On Thu, September 7, 2006 11:04 am, loufoque wrote:
It could also be possible to make the push and pull parsers more or less independant, so that each one can be as efficient as it can be.
True. Basically, by making a direct push parser implementation, you can avoid the overhead of state saving that a pull parser requires. However, that effectively means duplicating the work, so the library should be written in such a way that the client can easily substitute the push parser that is implemented on top of a pull parser with a direct push parser.
- Since it needs to access resources from various sources, typically specified as URLs, it needs a flexible and runtime-switchable input system. - In particular, it should be possible to plug schema resolvers in at runtime, so that program extensions can provide support for, say, the ftp: schema.
That would be the work of another library, that would provide a way to read any kind of resource from an URL, a bit like what PHP has. That kind of library would be very useful too outside of the XML library.
True, and I have no intention of providing such a library within the Xml library. But it is something that needs to be kept in mind when thinking about I/O.
Maybe a more low-level approach like what boost asio provides could be interesting, especially since this models also provides asynchronous I/O.
I'm not sure how useful async I/O is for a parser. Parsing of incomplete data seems more important. If you have that and you want asynchronous parsing events, you can start the async I/O and have a handler that parses the newly received data, posting events to the async queue. The Xml library could provide such a handler, but that would be a very independent feature. The problem with the really low-level approach is the one you mention next.
Since XML needs good Unicode support and the like, maybe there is work to be done in that area first in boost.
Oh, yes, the Unicode problem. It would take an examination of systems in use, but my impression is that most programs use either UTF-16 or UTF-8 as their internal coding. With that in mind, I think it might be best to have the XML library internally support exactly these two encodings (perhaps as two template specializations) and interact with the user only in these two encodings. The transcoding of whatever external character set/encoding is used would then be an issue for the I/O interface. However, such transcoding requires the I/O interface to be sufficiently abstractable to provide it transparently - which is an obstacle for the low-level approach you suggest above.
The ability to parse partial content would be a great plus.
Yes, that seems to be important.

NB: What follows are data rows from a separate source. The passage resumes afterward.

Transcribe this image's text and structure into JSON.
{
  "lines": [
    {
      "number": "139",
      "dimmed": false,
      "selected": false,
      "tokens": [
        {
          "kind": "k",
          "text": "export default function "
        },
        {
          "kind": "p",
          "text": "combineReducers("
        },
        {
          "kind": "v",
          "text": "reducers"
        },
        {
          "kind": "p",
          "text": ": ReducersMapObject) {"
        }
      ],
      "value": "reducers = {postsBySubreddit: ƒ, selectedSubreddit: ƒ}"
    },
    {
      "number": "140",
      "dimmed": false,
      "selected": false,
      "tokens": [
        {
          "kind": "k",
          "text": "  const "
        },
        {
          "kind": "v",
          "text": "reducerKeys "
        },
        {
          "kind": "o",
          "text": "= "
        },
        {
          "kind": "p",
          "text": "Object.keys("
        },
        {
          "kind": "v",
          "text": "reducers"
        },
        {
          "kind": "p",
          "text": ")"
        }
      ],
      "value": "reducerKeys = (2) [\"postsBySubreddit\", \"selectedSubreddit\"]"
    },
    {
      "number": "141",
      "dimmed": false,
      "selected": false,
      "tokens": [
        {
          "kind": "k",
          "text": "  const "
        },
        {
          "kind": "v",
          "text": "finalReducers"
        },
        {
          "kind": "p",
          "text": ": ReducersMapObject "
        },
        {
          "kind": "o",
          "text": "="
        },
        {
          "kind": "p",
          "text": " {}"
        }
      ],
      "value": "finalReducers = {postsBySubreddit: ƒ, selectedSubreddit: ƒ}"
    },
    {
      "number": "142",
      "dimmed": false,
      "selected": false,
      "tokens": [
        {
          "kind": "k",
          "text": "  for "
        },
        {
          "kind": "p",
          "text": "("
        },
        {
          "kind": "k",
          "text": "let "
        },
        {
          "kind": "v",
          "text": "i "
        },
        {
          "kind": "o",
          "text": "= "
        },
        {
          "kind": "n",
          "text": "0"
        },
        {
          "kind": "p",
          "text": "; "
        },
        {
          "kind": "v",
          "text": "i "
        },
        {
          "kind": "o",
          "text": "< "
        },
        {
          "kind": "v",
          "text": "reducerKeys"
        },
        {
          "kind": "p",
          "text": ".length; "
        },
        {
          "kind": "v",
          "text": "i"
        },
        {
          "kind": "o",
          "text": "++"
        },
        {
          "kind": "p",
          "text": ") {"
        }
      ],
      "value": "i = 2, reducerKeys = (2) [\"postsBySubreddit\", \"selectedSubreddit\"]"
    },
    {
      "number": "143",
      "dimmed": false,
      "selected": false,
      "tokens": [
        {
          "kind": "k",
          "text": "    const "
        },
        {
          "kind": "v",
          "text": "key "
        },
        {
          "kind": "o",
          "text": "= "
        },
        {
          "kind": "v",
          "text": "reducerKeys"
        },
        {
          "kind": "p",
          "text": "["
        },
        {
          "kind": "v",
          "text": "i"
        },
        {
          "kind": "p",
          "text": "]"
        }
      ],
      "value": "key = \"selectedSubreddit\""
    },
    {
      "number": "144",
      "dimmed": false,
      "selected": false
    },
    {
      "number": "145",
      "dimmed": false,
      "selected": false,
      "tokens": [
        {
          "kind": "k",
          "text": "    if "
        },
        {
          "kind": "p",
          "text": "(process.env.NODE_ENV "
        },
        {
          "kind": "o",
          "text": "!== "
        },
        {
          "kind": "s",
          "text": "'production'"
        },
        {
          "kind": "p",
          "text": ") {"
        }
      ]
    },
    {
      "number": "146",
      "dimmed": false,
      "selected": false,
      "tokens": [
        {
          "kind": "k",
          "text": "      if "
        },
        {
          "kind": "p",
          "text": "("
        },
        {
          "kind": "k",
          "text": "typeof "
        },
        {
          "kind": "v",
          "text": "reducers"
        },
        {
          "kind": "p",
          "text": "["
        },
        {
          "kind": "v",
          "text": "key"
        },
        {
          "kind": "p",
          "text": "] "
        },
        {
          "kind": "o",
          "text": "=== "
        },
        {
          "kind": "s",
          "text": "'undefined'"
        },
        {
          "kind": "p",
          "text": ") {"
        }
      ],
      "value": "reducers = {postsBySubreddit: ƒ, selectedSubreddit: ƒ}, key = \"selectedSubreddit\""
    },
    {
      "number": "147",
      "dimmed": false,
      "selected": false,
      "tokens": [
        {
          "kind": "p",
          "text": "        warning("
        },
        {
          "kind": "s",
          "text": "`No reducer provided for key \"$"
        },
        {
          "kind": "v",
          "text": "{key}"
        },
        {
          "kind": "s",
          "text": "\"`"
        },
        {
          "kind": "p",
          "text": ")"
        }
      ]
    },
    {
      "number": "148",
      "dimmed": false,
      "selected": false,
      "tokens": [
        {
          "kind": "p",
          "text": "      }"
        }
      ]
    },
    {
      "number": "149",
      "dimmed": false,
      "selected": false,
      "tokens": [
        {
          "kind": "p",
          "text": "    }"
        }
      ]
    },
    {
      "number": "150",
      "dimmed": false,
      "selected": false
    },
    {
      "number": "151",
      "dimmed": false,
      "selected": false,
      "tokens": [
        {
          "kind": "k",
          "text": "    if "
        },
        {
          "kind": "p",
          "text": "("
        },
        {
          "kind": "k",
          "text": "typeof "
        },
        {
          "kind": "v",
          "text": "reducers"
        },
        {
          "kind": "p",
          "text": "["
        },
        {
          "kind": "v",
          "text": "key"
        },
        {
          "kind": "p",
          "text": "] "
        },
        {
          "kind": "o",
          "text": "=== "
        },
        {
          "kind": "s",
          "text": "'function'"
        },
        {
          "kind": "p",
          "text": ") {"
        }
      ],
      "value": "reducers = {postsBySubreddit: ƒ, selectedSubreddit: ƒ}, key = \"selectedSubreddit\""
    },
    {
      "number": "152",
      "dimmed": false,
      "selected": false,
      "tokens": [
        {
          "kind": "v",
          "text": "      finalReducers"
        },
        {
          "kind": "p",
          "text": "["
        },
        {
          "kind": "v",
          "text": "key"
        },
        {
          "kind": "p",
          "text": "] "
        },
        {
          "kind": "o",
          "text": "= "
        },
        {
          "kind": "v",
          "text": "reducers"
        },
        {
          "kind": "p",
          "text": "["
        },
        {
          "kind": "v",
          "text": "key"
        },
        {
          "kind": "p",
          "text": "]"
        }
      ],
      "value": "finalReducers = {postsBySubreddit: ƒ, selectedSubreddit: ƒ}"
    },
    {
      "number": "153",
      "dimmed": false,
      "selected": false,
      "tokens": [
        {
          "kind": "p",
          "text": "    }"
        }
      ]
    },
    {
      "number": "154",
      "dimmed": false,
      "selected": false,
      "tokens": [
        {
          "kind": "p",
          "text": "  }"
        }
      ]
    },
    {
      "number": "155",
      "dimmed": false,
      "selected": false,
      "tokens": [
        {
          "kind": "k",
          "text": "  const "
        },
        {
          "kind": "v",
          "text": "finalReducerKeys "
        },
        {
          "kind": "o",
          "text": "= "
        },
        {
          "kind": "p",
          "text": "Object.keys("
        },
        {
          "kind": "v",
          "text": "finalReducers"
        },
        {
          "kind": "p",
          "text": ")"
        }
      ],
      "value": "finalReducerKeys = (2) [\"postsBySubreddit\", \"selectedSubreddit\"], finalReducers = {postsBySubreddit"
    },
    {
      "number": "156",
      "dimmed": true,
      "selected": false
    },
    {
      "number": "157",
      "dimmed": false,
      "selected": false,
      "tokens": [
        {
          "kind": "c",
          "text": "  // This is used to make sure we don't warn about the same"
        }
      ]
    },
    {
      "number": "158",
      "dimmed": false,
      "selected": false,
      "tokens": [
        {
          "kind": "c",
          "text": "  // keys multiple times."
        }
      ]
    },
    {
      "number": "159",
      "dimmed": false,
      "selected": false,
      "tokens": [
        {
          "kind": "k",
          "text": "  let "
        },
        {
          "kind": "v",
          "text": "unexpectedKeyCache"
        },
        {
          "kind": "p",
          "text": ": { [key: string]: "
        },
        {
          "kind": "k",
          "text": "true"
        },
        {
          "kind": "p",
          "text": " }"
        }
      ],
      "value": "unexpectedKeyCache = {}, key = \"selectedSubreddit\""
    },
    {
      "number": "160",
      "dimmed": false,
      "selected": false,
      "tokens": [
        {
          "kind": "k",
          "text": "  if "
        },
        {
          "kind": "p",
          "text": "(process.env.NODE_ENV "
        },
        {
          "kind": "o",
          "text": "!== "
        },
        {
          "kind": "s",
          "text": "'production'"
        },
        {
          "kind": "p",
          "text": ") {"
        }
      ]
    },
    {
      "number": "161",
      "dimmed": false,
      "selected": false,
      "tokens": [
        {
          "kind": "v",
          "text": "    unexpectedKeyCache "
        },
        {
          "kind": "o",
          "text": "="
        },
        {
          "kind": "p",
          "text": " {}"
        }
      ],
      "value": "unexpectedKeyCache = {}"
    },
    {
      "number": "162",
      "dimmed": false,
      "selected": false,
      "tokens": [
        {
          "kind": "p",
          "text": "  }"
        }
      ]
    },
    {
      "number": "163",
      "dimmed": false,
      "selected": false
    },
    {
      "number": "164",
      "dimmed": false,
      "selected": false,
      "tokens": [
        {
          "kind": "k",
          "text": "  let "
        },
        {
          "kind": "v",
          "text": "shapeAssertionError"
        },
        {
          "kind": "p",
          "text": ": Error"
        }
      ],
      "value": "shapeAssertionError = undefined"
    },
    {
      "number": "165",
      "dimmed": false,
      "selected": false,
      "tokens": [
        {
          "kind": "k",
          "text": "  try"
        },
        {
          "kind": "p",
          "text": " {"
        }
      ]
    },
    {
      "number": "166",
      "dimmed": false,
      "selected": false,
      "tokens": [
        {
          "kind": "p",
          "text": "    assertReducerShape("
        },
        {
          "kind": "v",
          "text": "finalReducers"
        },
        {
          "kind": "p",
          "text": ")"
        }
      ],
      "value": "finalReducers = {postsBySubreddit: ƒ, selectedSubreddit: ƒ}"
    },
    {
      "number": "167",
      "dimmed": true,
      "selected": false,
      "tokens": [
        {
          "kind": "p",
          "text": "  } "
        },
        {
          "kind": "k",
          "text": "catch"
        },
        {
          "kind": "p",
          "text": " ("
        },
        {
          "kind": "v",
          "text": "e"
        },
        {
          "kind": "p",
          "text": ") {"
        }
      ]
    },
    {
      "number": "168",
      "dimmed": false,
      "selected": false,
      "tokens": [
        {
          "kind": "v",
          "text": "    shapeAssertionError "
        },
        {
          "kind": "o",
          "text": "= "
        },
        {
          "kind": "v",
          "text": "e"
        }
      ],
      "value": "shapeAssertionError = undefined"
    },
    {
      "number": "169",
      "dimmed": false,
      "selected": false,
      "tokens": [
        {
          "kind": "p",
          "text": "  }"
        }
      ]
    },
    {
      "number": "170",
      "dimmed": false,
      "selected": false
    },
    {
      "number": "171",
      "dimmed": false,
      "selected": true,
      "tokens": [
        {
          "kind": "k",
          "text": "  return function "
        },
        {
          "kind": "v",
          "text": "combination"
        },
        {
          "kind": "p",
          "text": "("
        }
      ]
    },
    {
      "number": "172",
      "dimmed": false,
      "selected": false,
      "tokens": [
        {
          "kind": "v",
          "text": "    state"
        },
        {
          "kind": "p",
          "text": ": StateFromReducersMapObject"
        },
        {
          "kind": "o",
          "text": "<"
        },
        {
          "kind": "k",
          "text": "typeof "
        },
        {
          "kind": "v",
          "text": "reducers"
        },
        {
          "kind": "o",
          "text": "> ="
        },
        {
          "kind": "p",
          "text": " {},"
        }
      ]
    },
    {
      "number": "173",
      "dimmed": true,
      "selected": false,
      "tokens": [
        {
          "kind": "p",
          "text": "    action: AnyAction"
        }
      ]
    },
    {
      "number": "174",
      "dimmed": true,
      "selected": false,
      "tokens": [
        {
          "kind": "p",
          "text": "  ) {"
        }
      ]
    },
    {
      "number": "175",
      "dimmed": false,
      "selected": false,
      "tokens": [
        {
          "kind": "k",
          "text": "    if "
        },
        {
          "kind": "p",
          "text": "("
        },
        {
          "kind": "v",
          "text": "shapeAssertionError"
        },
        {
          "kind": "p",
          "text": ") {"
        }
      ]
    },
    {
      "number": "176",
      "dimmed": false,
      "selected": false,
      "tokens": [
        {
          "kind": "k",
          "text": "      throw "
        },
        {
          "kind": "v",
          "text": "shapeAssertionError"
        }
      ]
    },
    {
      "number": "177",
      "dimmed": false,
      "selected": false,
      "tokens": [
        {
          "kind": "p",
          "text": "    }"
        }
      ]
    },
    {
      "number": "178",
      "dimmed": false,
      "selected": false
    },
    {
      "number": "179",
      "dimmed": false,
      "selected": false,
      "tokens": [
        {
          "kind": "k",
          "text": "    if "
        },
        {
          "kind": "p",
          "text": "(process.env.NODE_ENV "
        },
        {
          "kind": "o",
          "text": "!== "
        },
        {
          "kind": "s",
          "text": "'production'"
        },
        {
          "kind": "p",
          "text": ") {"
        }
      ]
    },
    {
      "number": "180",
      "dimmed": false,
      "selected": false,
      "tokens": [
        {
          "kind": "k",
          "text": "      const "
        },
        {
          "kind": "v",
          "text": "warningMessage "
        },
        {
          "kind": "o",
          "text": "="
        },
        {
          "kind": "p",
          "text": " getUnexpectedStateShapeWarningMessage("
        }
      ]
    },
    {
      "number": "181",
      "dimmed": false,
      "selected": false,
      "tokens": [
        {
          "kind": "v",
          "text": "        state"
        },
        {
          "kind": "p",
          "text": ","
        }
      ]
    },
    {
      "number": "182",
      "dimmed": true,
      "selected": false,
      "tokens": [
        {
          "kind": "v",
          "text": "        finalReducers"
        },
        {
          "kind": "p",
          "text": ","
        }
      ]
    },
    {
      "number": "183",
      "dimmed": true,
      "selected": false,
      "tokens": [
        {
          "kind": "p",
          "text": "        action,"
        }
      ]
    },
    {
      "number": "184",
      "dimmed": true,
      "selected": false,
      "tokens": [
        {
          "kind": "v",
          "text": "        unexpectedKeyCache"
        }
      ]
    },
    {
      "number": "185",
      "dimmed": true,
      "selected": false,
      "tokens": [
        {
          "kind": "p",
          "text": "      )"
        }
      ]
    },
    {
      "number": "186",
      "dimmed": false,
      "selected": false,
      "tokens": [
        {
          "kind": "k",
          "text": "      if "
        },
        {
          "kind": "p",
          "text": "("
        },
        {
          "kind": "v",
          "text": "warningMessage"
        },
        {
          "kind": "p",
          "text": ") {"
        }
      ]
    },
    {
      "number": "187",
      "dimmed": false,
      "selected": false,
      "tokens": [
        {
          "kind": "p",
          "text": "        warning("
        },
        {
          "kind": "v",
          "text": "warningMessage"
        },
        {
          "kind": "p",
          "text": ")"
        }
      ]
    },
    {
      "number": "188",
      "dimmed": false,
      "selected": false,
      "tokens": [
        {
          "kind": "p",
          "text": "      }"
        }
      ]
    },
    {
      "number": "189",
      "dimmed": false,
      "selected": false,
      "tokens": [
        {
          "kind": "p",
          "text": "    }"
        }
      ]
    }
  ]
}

However, it should be at the discretion of the user to switch it off, enabling the parser to work with a single lookahead character. (To support partial content, either the parser needs to support extremely complex state saving, or cache content until a complete event has been generated.)
Writing a complete XML solution is a lot of work, especially if you want to support all XML technologies (XMLSchema, RelaxNG, XPath, XLink, XInclude, XPointer...)
It is. However, it is something that, I think, can be done very well in steps, i.e. first release supports only pull parsing, second release adds push parsing, third adds a DOM, fourth another technology, etc. As long as you consider all possible technologies when implementing the basic ones, this ought to be feasible. And yes, it's a lot of work. I'm willing to put a lot of work into it.
Maybe it could be interesting to reuse libxml2, which is under the MIT license, to build something on top of it. Of course first we need to weight the gains behind a new C++ implementation.
See my reply to Stefan Seefeld. I think that within Boost, depending on an external library, no matter what license, is a very bad idea. I also think that an implementation intended from the ground up to work with C++ is a better choice. Thank you for your comments. They've given me some ideas.